Provided Contently could guarantee ProPublica absolute independence and keep it walled off and insulated from the rest of the company, this would be a mutually beneficial arrangement. Not only would this have a bottom-line impact of improving Contently’s brand image among readers and its partners, but it would also be a positive contribution to the ecosystem on which it depends for its own business – kind of like how the oil companies want to get the Keystone pipeline approved so they can more efficiently kill the planet. (Yeah, not really like that, but, fuck oil companies, right?) The cherry on the top is that Contently could be comforted that it would be doing society a favor by giving it a watchdog with actual teeth.
It’s not a ridiculous concept. Investigative journalism in particular has never been able to pay for itself – it has always been subsidized by the more lucrative sections of newspapers, such as business and real estate, which deliver targeted, moneyed-up audiences and therefore larger ad dollars. A Contently-owned ProPublica would be a similar case of subsidy in action, but its business section would literally be a business – and one kept at a further remove. It would be a case of building an advertising business first and then laying a news operation alongside it rather than the other way around, as things have traditionally been done.
Native advertising is not what Contently set out to do. When it entered the Techstars accelerator, the startup saw itself as a support network for freelance journalists who could find assignments and receive payments through the software platform. That is actually what Contently is today, but the main customers turned out to be brands instead of news organizations. So instead of writing about, say, 3D printing for the Los Angeles Times, the freelancers are getting paid by Pepsi to write about – um, I don’t know, the greening of the soda industry? It’s usually some sort of that “We’re good corporate citizens!” bullshit.

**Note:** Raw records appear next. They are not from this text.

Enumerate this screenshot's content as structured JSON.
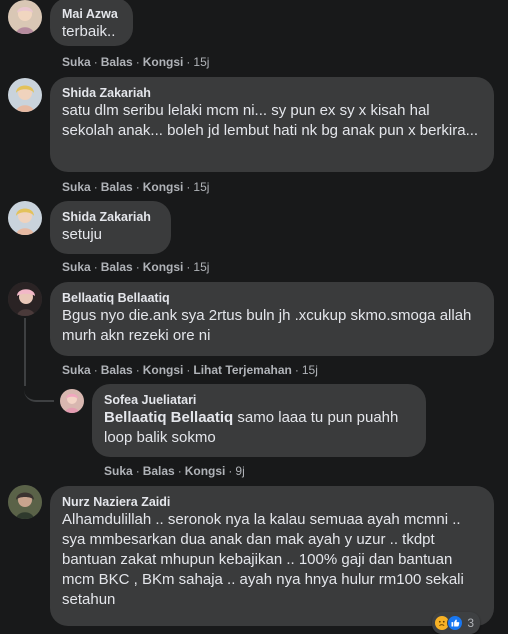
{
  "colors": {
    "background": "#18191a",
    "bubble": "#3a3b3c",
    "text": "#e4e6eb",
    "muted": "#b0b3b8"
  },
  "comments": [
    {
      "author": "Mai Azwa",
      "text": "terbaik..",
      "actions": {
        "like": "Suka",
        "reply": "Balas",
        "share": "Kongsi",
        "time": "15j"
      }
    },
    {
      "author": "Shida Zakariah",
      "text": "satu dlm seribu lelaki mcm ni... sy pun ex sy x kisah hal sekolah anak... boleh jd lembut hati nk bg anak pun x berkira...",
      "actions": {
        "like": "Suka",
        "reply": "Balas",
        "share": "Kongsi",
        "time": "15j"
      }
    },
    {
      "author": "Shida Zakariah",
      "text": "setuju",
      "actions": {
        "like": "Suka",
        "reply": "Balas",
        "share": "Kongsi",
        "time": "15j"
      }
    },
    {
      "author": "Bellaatiq Bellaatiq",
      "text": "Bgus nyo die.ank sya 2rtus buln jh .xcukup skmo.smoga allah murh akn rezeki ore ni",
      "actions": {
        "like": "Suka",
        "reply": "Balas",
        "share": "Kongsi",
        "translate": "Lihat Terjemahan",
        "time": "15j"
      },
      "reply": {
        "author": "Sofea Jueliatari",
        "mention": "Bellaatiq Bellaatiq",
        "text": " samo laaa tu pun puahh loop balik sokmo",
        "actions": {
          "like": "Suka",
          "reply": "Balas",
          "share": "Kongsi",
          "time": "9j"
        }
      }
    },
    {
      "author": "Nurz Naziera Zaidi",
      "text": "Alhamdulillah .. seronok nya la kalau semuaa ayah mcmni .. sya mmbesarkan dua anak dan mak ayah y uzur .. tkdpt bantuan zakat mhupun kebajikan .. 100% gaji dan bantuan mcm BKC , BKm sahaja .. ayah nya hnya hulur rm100 sekali setahun",
      "reactions": {
        "icons": [
          "sad-reaction",
          "like-reaction"
        ],
        "count": "3"
      }
    }
  ]
}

But, even now that the New York Times has hailed it as the connective tissue between content and companies, I’m betting that Contently hasn’t forgotten its roots and idealism. Here is a chance to honor its initial mission of helping journalists. As it grows – if it grows – to become a more profitable business, it should channel its cash and energy into shoring up the rickety infrastructure of public-interest journalism. It should start by buying ProPublica.
Then, maybe, we could all agree that native advertising isn’t such a bitch.